Arts A cool norther

No one wants to hear that Austin is hipper than SA, but in theater, it's definitely weirder

Even though spending your hard-won lucre on local arts offerings is always the noble thing to do, the performing-arts season in Austin is often just too tempting to resist. Here's a run-down on some highlights of Austin's 2005-6 season:

Ballet Austin offers the premiere of a choreographed version (!) of Carl Orff's popular oratorio Carmina Burana ,September 30-October 2, at Bass Concert Hall. (Current readers will recognize the opening "O Fortuna" as a staple of horror-film soundtracks everywhere.) In May, however, the company sticks to the tried-and-true with a remounting of its popular Romeo and Juliet.

In January, Austin's incredibly talented Tapestry Dance Company offers the strangely titled Jass: A Syncopated Journey Through Jazz; stop puzzling over the name and simply enjoy a company that always knocks San Antonio dead on its annual summer visits. Later that spring, the touring production of Diavolo comes to downtown Austin: It's billed as "the ultimate in artistic risk-taking," but that more-or-less describes anybody producing dance in Texas. Still, Diavolo's blend of choreography and athletics has wowed critics all over the U.S.
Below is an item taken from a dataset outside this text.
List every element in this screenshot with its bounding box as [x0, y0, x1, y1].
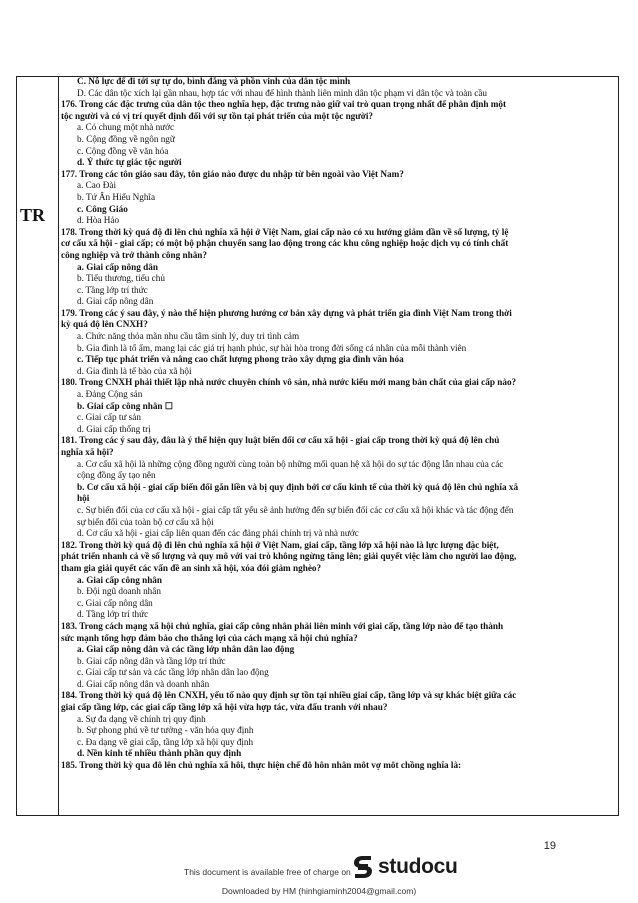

This year's theater season in Austin includes a few regional favorites unlikely to hit the Alamo City. In May, the Zach Scott Theater presents Doug Wright's I Am My Own Wife, last year's Pulitzer Prize-winning play about a Berlin transvestite who managed to survive the Nazis, the Communists, and homophobia of every political stripe. In January, the Zach Scott offers the regional premiere of the Tony Award-winning musical Urinetown, a spoofy, clever show that chronicles the resistance of townsfolk to a greedy mega-corporation with a toilet monopoly.

Central Texas native son and Greater Tuna co-creator Jaston Williams treads the boards in February in Shakespeare's Twelfth Night at the State Theater. It'll be worth the trip just to see Williams star in a non-Tuna show. And Vortex Repertory Company is currently mounting Sarah Kane's Phaedra's Love, a play of incest and castration so vile and shocking it's worth seeing twice.

Though Austin Lyric Opera's season includes the popular stalwarts Il Trovatore and Don Giovanni, the real reason to subscribe is January's production of Shostakovich's Lady MacBeth of Mtsensk, a rarely performed but splendid work. UT-Austin's faculty string quartet, the Miró Quartet, celebrates a slew of impressive awards with a series of recitals at the Bates Recital Hall. The programs are yet to be announced, but the Miró's latest CD features quartets of Mendelssohn and Schubert. In October, The Philip Glass ensemble gives a rare non-New York performance of Orion, a 90-minute piece composed for the Cultural Olympiad 2004 in Greece. Scored for a variety of exotic instruments - including those native to Australia, India, Brazil, and even Canada - Orion promises to be an eclectic evening of song, dance, and music. Those who only know Glass through his score for the film The Hours may want to experience the composer's more wide-ranging compositions.

As often, Austin's season is a bit less mainstream than San Antonio's, so if you need a fix to keep yourself "weird," Austin is just a quick cruise up I-35.